Dalam beberapa periode terakhir, kebijakan moneter cenderung bergerak ke arah yang lebih ketat dengan tujuan menjaga daya tarik aset keuangan domestik di tengah tingginya suku bunga global serta meningkatnya ketidakpastian ekonomi internasional. Secara teori, kenaikan suku bunga memang dapat meningkatkan minat investor asing untuk menempatkan dananya di Indonesia. Imbal hasil yang lebih tinggi membuat instrumen keuangan domestik menjadi lebih menarik dibandingkan negara lain yang menawarkan risiko serupa.  

Namun hingga saat ini, hasil yang diharapkan belum sepenuhnya terlihat. Arus dana asing belum menunjukkan peningkatan yang signifikan dan tekanan terhadap pasar keuangan domestik masih sesekali muncul. Kondisi tersebut memunculkan pertanyaan yang semakin sering dibahas oleh pelaku pasar.
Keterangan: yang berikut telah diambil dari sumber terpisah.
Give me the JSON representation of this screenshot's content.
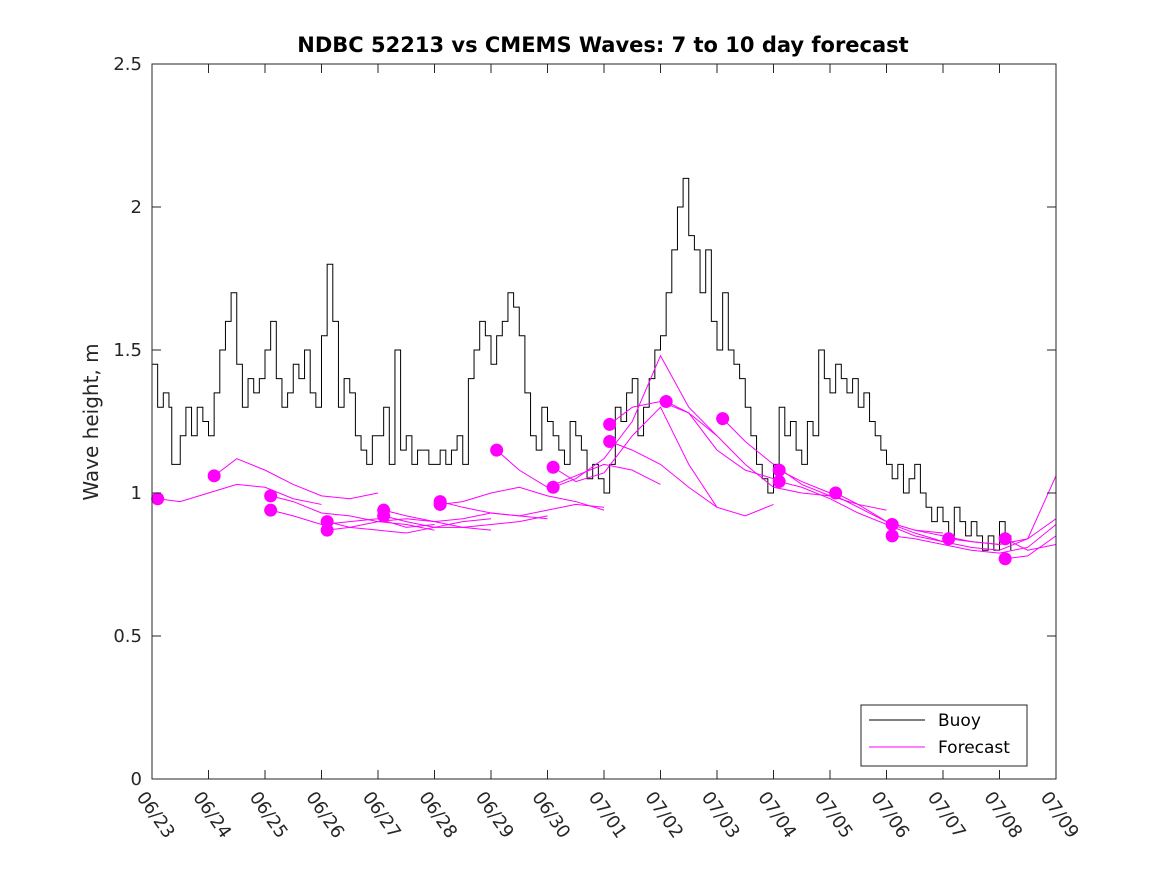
{
  "chart_data": {
    "type": "line",
    "title": "NDBC 52213 vs CMEMS Waves: 7 to 10 day forecast",
    "xlabel": "",
    "ylabel": "Wave height, m",
    "ylim": [
      0,
      2.5
    ],
    "xlim": [
      0,
      16
    ],
    "yticks": [
      "0",
      "0.5",
      "1",
      "1.5",
      "2",
      "2.5"
    ],
    "xticks": [
      "06/23",
      "06/24",
      "06/25",
      "06/26",
      "06/27",
      "06/28",
      "06/29",
      "06/30",
      "07/01",
      "07/02",
      "07/03",
      "07/04",
      "07/05",
      "07/06",
      "07/07",
      "07/08",
      "07/09"
    ],
    "grid": false,
    "legend": {
      "placement": "bottom-right",
      "entries": [
        "Buoy",
        "Forecast"
      ]
    },
    "colors": {
      "buoy": "#000000",
      "forecast": "#ff00ff",
      "axis": "#262626"
    },
    "series": [
      {
        "name": "Buoy",
        "x": [
          0,
          0.1,
          0.2,
          0.3,
          0.35,
          0.5,
          0.6,
          0.7,
          0.8,
          0.9,
          1.0,
          1.1,
          1.2,
          1.3,
          1.4,
          1.5,
          1.6,
          1.7,
          1.8,
          1.9,
          2.0,
          2.1,
          2.2,
          2.3,
          2.4,
          2.5,
          2.6,
          2.7,
          2.8,
          2.9,
          3.0,
          3.1,
          3.2,
          3.3,
          3.4,
          3.5,
          3.6,
          3.7,
          3.8,
          3.9,
          4.0,
          4.1,
          4.2,
          4.3,
          4.4,
          4.5,
          4.6,
          4.7,
          4.8,
          4.9,
          5.0,
          5.1,
          5.2,
          5.3,
          5.4,
          5.5,
          5.6,
          5.7,
          5.8,
          5.9,
          6.0,
          6.1,
          6.2,
          6.3,
          6.4,
          6.5,
          6.6,
          6.7,
          6.8,
          6.9,
          7.0,
          7.1,
          7.2,
          7.3,
          7.4,
          7.5,
          7.6,
          7.7,
          7.8,
          7.9,
          8.0,
          8.1,
          8.2,
          8.3,
          8.4,
          8.5,
          8.6,
          8.7,
          8.8,
          8.9,
          9.0,
          9.1,
          9.2,
          9.3,
          9.4,
          9.5,
          9.6,
          9.7,
          9.8,
          9.9,
          10.0,
          10.1,
          10.2,
          10.3,
          10.4,
          10.5,
          10.6,
          10.7,
          10.8,
          10.9,
          11.0,
          11.1,
          11.2,
          11.3,
          11.4,
          11.5,
          11.6,
          11.7,
          11.8,
          11.9,
          12.0,
          12.1,
          12.2,
          12.3,
          12.4,
          12.5,
          12.6,
          12.7,
          12.8,
          12.9,
          13.0,
          13.1,
          13.2,
          13.3,
          13.4,
          13.5,
          13.6,
          13.7,
          13.8,
          13.9,
          14.0,
          14.1,
          14.2,
          14.3,
          14.4,
          14.5,
          14.6,
          14.7,
          14.8,
          14.9,
          15.0,
          15.1,
          15.2
        ],
        "values": [
          1.45,
          1.3,
          1.35,
          1.3,
          1.1,
          1.2,
          1.3,
          1.2,
          1.3,
          1.25,
          1.2,
          1.35,
          1.5,
          1.6,
          1.7,
          1.45,
          1.3,
          1.4,
          1.35,
          1.4,
          1.5,
          1.6,
          1.4,
          1.3,
          1.35,
          1.45,
          1.4,
          1.5,
          1.35,
          1.3,
          1.55,
          1.8,
          1.6,
          1.3,
          1.4,
          1.35,
          1.2,
          1.15,
          1.1,
          1.2,
          1.2,
          1.3,
          1.1,
          1.5,
          1.15,
          1.2,
          1.1,
          1.15,
          1.15,
          1.1,
          1.1,
          1.15,
          1.1,
          1.15,
          1.2,
          1.1,
          1.4,
          1.5,
          1.6,
          1.55,
          1.45,
          1.55,
          1.6,
          1.7,
          1.65,
          1.55,
          1.35,
          1.2,
          1.15,
          1.3,
          1.25,
          1.2,
          1.15,
          1.1,
          1.25,
          1.2,
          1.15,
          1.05,
          1.1,
          1.05,
          1.0,
          1.1,
          1.3,
          1.25,
          1.35,
          1.4,
          1.2,
          1.3,
          1.4,
          1.5,
          1.55,
          1.7,
          1.85,
          2.0,
          2.1,
          1.9,
          1.85,
          1.7,
          1.85,
          1.6,
          1.5,
          1.7,
          1.5,
          1.45,
          1.4,
          1.3,
          1.2,
          1.1,
          1.05,
          1.0,
          1.1,
          1.3,
          1.2,
          1.25,
          1.15,
          1.1,
          1.25,
          1.2,
          1.5,
          1.4,
          1.35,
          1.45,
          1.4,
          1.35,
          1.4,
          1.3,
          1.35,
          1.25,
          1.2,
          1.15,
          1.1,
          1.05,
          1.1,
          1.0,
          1.05,
          1.1,
          1.0,
          0.95,
          0.9,
          0.95,
          0.9,
          0.85,
          0.95,
          0.9,
          0.85,
          0.9,
          0.85,
          0.8,
          0.85,
          0.8,
          0.9,
          0.85,
          0.8
        ]
      },
      {
        "name": "Forecast",
        "x": [
          0.1,
          0.5,
          1.0,
          1.5,
          2.0,
          2.5,
          3.0
        ],
        "values": [
          0.98,
          0.97,
          1.0,
          1.03,
          1.02,
          0.98,
          0.96
        ]
      },
      {
        "name": "Forecast",
        "x": [
          1.1,
          1.5,
          2.0,
          2.5,
          3.0,
          3.5,
          4.0
        ],
        "values": [
          1.06,
          1.12,
          1.08,
          1.03,
          0.99,
          0.98,
          1.0
        ]
      },
      {
        "name": "Forecast",
        "x": [
          2.1,
          2.5,
          3.0,
          3.5,
          4.0,
          4.5,
          5.0
        ],
        "values": [
          0.99,
          0.97,
          0.93,
          0.92,
          0.9,
          0.89,
          0.87
        ]
      },
      {
        "name": "Forecast",
        "x": [
          2.1,
          2.5,
          3.0,
          3.5,
          4.0,
          4.5,
          5.0
        ],
        "values": [
          0.94,
          0.92,
          0.89,
          0.9,
          0.91,
          0.88,
          0.89
        ]
      },
      {
        "name": "Forecast",
        "x": [
          3.1,
          3.5,
          4.0,
          4.5,
          5.0,
          5.5,
          6.0
        ],
        "values": [
          0.9,
          0.88,
          0.87,
          0.86,
          0.88,
          0.9,
          0.91
        ]
      },
      {
        "name": "Forecast",
        "x": [
          3.1,
          3.5,
          4.0,
          4.5,
          5.0,
          5.5,
          6.0
        ],
        "values": [
          0.87,
          0.88,
          0.9,
          0.91,
          0.9,
          0.88,
          0.87
        ]
      },
      {
        "name": "Forecast",
        "x": [
          4.1,
          4.5,
          5.0,
          5.5,
          6.0,
          6.5,
          7.0
        ],
        "values": [
          0.94,
          0.92,
          0.9,
          0.91,
          0.93,
          0.92,
          0.91
        ]
      },
      {
        "name": "Forecast",
        "x": [
          4.1,
          4.5,
          5.0,
          5.5,
          6.0,
          6.5,
          7.0
        ],
        "values": [
          0.92,
          0.9,
          0.88,
          0.88,
          0.89,
          0.9,
          0.92
        ]
      },
      {
        "name": "Forecast",
        "x": [
          5.1,
          5.5,
          6.0,
          6.5,
          7.0,
          7.5,
          8.0
        ],
        "values": [
          0.97,
          0.95,
          0.93,
          0.92,
          0.94,
          0.96,
          0.95
        ]
      },
      {
        "name": "Forecast",
        "x": [
          5.1,
          5.5,
          6.0,
          6.5,
          7.0,
          7.5,
          8.0
        ],
        "values": [
          0.96,
          0.97,
          1.0,
          1.02,
          0.99,
          0.97,
          0.94
        ]
      },
      {
        "name": "Forecast",
        "x": [
          6.1,
          6.5,
          7.0,
          7.5,
          8.0,
          8.5,
          9.0
        ],
        "values": [
          1.15,
          1.08,
          1.02,
          1.06,
          1.1,
          1.08,
          1.03
        ]
      },
      {
        "name": "Forecast",
        "x": [
          7.1,
          7.5,
          8.0,
          8.5,
          9.0,
          9.5,
          10.0
        ],
        "values": [
          1.09,
          1.04,
          1.07,
          1.2,
          1.3,
          1.1,
          0.95
        ]
      },
      {
        "name": "Forecast",
        "x": [
          7.1,
          7.5,
          8.0,
          8.5,
          9.0,
          9.5,
          10.0
        ],
        "values": [
          1.02,
          1.05,
          1.12,
          1.25,
          1.48,
          1.3,
          1.2
        ]
      },
      {
        "name": "Forecast",
        "x": [
          8.1,
          8.5,
          9.0,
          9.5,
          10.0,
          10.5,
          11.0
        ],
        "values": [
          1.24,
          1.3,
          1.32,
          1.28,
          1.15,
          1.08,
          1.05
        ]
      },
      {
        "name": "Forecast",
        "x": [
          8.1,
          8.5,
          9.0,
          9.5,
          10.0,
          10.5,
          11.0
        ],
        "values": [
          1.18,
          1.15,
          1.1,
          1.02,
          0.95,
          0.92,
          0.96
        ]
      },
      {
        "name": "Forecast",
        "x": [
          9.1,
          9.5,
          10.0,
          10.5,
          11.0,
          11.5,
          12.0
        ],
        "values": [
          1.32,
          1.28,
          1.2,
          1.1,
          1.02,
          1.0,
          0.99
        ]
      },
      {
        "name": "Forecast",
        "x": [
          10.1,
          10.5,
          11.0,
          11.5,
          12.0,
          12.5,
          13.0
        ],
        "values": [
          1.26,
          1.18,
          1.1,
          1.03,
          0.99,
          0.96,
          0.94
        ]
      },
      {
        "name": "Forecast",
        "x": [
          11.1,
          11.5,
          12.0,
          12.5,
          13.0,
          13.5,
          14.0
        ],
        "values": [
          1.08,
          1.04,
          1.0,
          0.95,
          0.9,
          0.87,
          0.86
        ]
      },
      {
        "name": "Forecast",
        "x": [
          11.1,
          11.5,
          12.0,
          12.5,
          13.0,
          13.5,
          14.0
        ],
        "values": [
          1.04,
          1.02,
          0.98,
          0.93,
          0.89,
          0.85,
          0.83
        ]
      },
      {
        "name": "Forecast",
        "x": [
          12.1,
          12.5,
          13.0,
          13.5,
          14.0,
          14.5,
          15.0
        ],
        "values": [
          1.0,
          0.96,
          0.9,
          0.87,
          0.85,
          0.83,
          0.82
        ]
      },
      {
        "name": "Forecast",
        "x": [
          13.1,
          13.5,
          14.0,
          14.5,
          15.0,
          15.5,
          16.0
        ],
        "values": [
          0.89,
          0.86,
          0.83,
          0.81,
          0.8,
          0.84,
          1.06
        ]
      },
      {
        "name": "Forecast",
        "x": [
          13.1,
          13.5,
          14.0,
          14.5,
          15.0,
          15.5,
          16.0
        ],
        "values": [
          0.85,
          0.84,
          0.82,
          0.8,
          0.79,
          0.81,
          0.89
        ]
      },
      {
        "name": "Forecast",
        "x": [
          14.1,
          14.5,
          15.0,
          15.5,
          16.0
        ],
        "values": [
          0.84,
          0.83,
          0.82,
          0.84,
          0.91
        ]
      },
      {
        "name": "Forecast",
        "x": [
          15.1,
          15.5,
          16.0
        ],
        "values": [
          0.84,
          0.8,
          0.82
        ]
      },
      {
        "name": "Forecast",
        "x": [
          15.1,
          15.5,
          16.0
        ],
        "values": [
          0.77,
          0.78,
          0.85
        ]
      }
    ]
  }
}
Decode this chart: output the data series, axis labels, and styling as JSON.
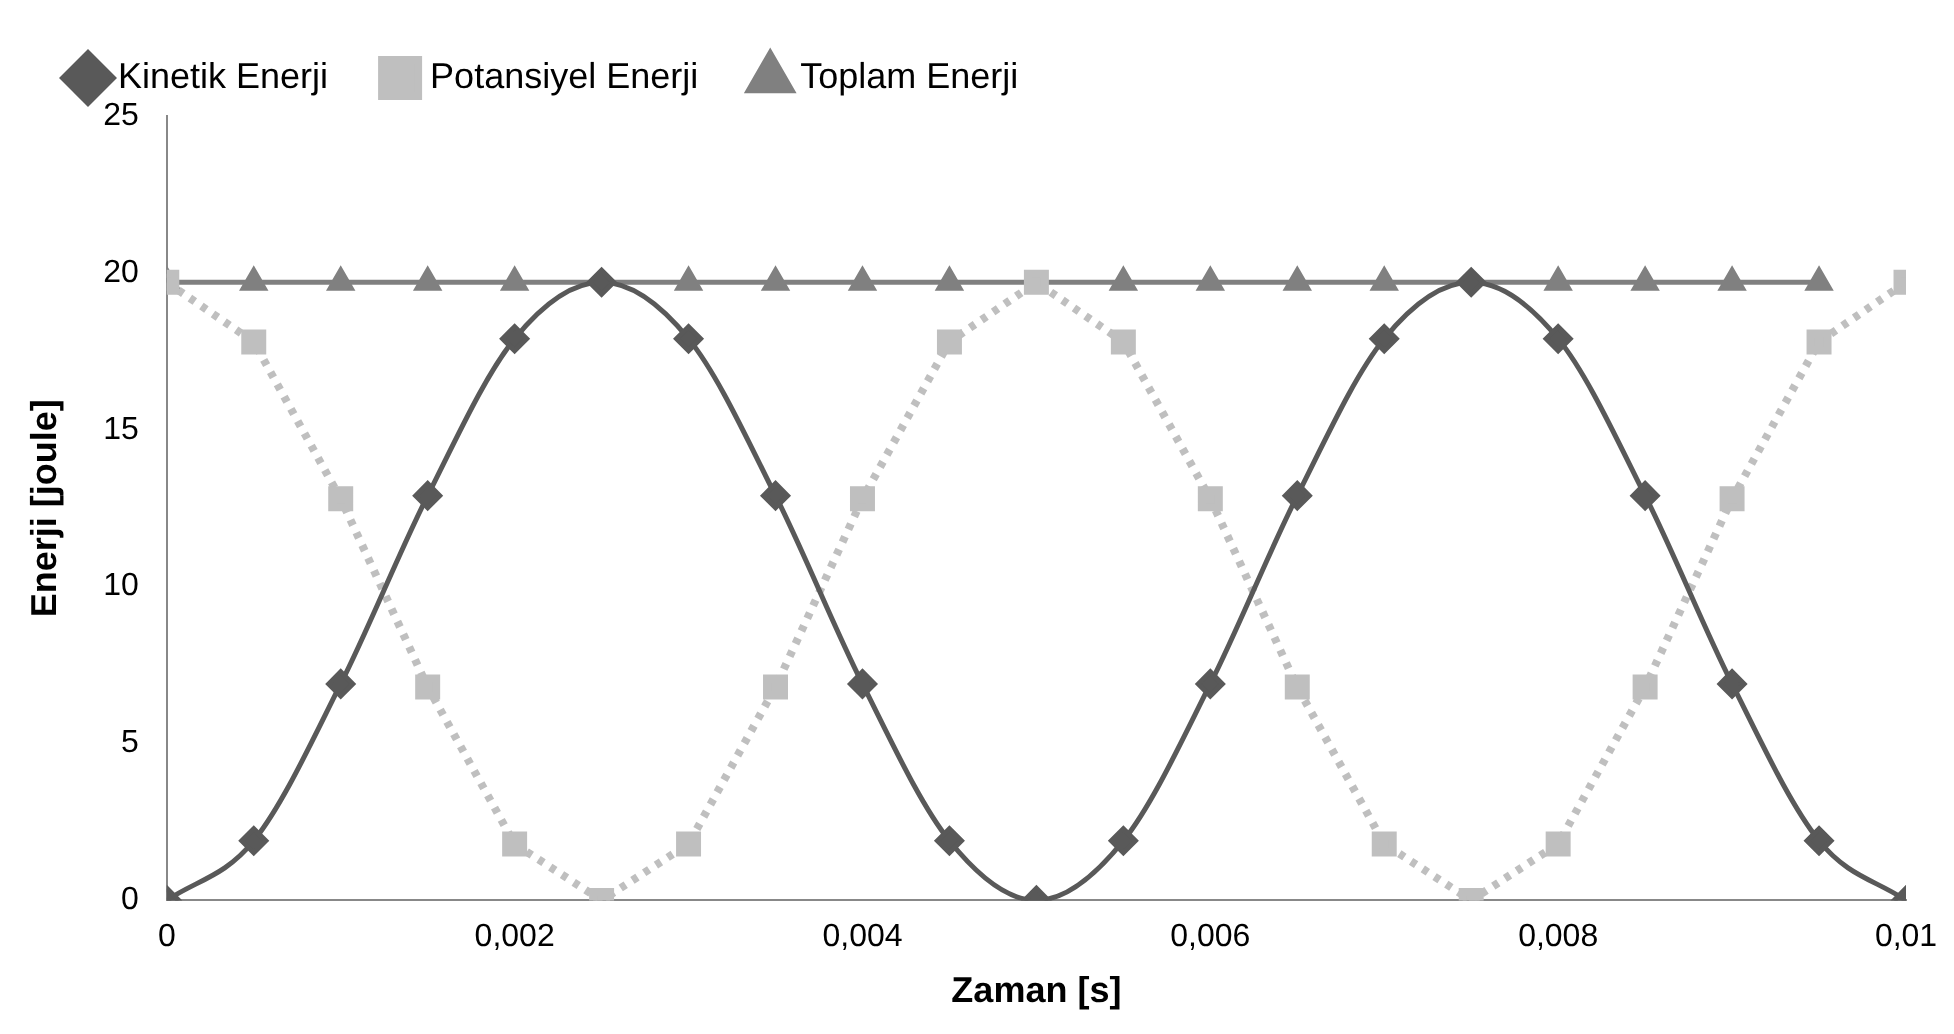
{
  "chart_data": {
    "type": "line",
    "xlabel": "Zaman [s]",
    "ylabel": "Enerji [joule]",
    "x": [
      0,
      0.0005,
      0.001,
      0.0015,
      0.002,
      0.0025,
      0.003,
      0.0035,
      0.004,
      0.0045,
      0.005,
      0.0055,
      0.006,
      0.0065,
      0.007,
      0.0075,
      0.008,
      0.0085,
      0.009,
      0.0095,
      0.01
    ],
    "series": [
      {
        "name": "Kinetik Enerji",
        "color": "#595959",
        "marker": "diamond",
        "line_style": "solid",
        "values": [
          0,
          1.9,
          6.9,
          12.9,
          17.9,
          19.7,
          17.9,
          12.9,
          6.9,
          1.9,
          0,
          1.9,
          6.9,
          12.9,
          17.9,
          19.7,
          17.9,
          12.9,
          6.9,
          1.9,
          0
        ]
      },
      {
        "name": "Potansiyel Enerji",
        "color": "#bfbfbf",
        "marker": "square",
        "line_style": "dotted",
        "values": [
          19.7,
          17.8,
          12.8,
          6.8,
          1.8,
          0,
          1.8,
          6.8,
          12.8,
          17.8,
          19.7,
          17.8,
          12.8,
          6.8,
          1.8,
          0,
          1.8,
          6.8,
          12.8,
          17.8,
          19.7
        ]
      },
      {
        "name": "Toplam Enerji",
        "color": "#808080",
        "marker": "triangle",
        "line_style": "solid",
        "values": [
          19.7,
          19.7,
          19.7,
          19.7,
          19.7,
          null,
          19.7,
          19.7,
          19.7,
          19.7,
          null,
          19.7,
          19.7,
          19.7,
          19.7,
          null,
          19.7,
          19.7,
          19.7,
          19.7,
          null
        ]
      }
    ],
    "xlim": [
      0,
      0.01
    ],
    "xticks": [
      0,
      {
        "value": 0.002,
        "label": "0,002"
      },
      {
        "value": 0.004,
        "label": "0,004"
      },
      {
        "value": 0.006,
        "label": "0,006"
      },
      {
        "value": 0.008,
        "label": "0,008"
      },
      {
        "value": 0.01,
        "label": "0,01"
      }
    ],
    "ylim": [
      0,
      25
    ],
    "yticks": [
      0,
      5,
      10,
      15,
      20,
      25
    ],
    "grid": false,
    "legend": "top"
  }
}
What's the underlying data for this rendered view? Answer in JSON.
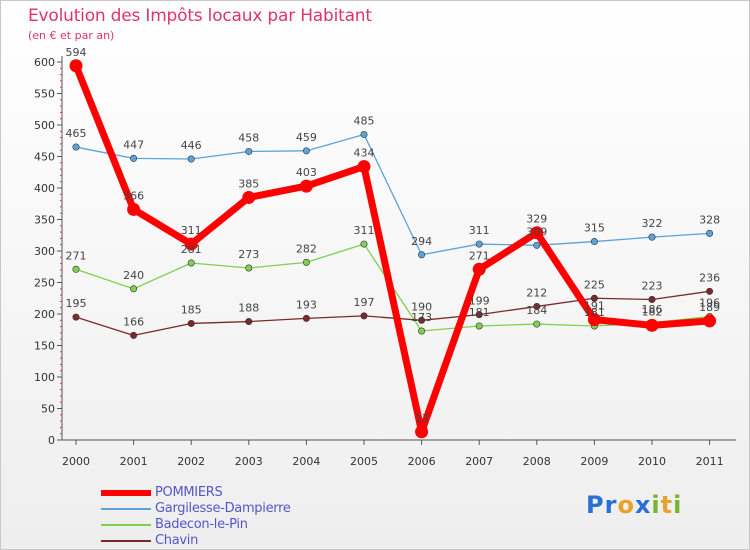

Jika suku bunga terus dinaikkan tetapi dana asing belum juga masuk dalam jumlah besar, apakah kebijakan ini masih efektif? Dan yang lebih penting, apakah Bank Indonesia cukup mempertimbangkan dampaknya terhadap dunia usaha dan masyarakat yang masih memiliki cicilan berjalan? 

Kenaikan Suku Bunga dan Harapan Menarik Dana Asing 

Dalam sistem keuangan global, perbedaan tingkat suku bunga antarnegara menjadi salah satu faktor penting yang memengaruhi pergerakan modal internasional. Investor global cenderung mencari kombinasi terbaik antara tingkat imbal hasil dan risiko. Ketika suku bunga Indonesia meningkat, secara  teoritis obligasi pemerintah maupun instrumen keuangan domestik lainnya menjadi lebih menarik. 

Inilah alasan mengapa bank sentral di banyak negara sering menggunakan suku bunga sebagai alat untuk menjaga stabilitas nilai tukar dan mempertahankan daya saing pasar keuangan. 

Namun praktik di lapangan jauh lebih kompleks. Investor asing tidak hanya mempertimbangkan tingkat suku bunga. Mereka juga melihat stabilitas politik, prospek pertumbuhan ekonomi, kualitas institusi, kepastian regulasi, likuiditas pasar, hingga reputasi suatu negara di mata investor global. Akibatnya,  kenaikan suku bunga tidak selalu otomatis menghasilkan arus modal yang besar.

Jika faktor-faktor lain dianggap kurang mendukung, investor dapat tetap memilih menunggu meskipun imbal hasil yang ditawarkan lebih tinggi. Masalahnya, biaya dari kebijakan suku bunga tinggi hampir selalu langsung dirasakan oleh sektor riil.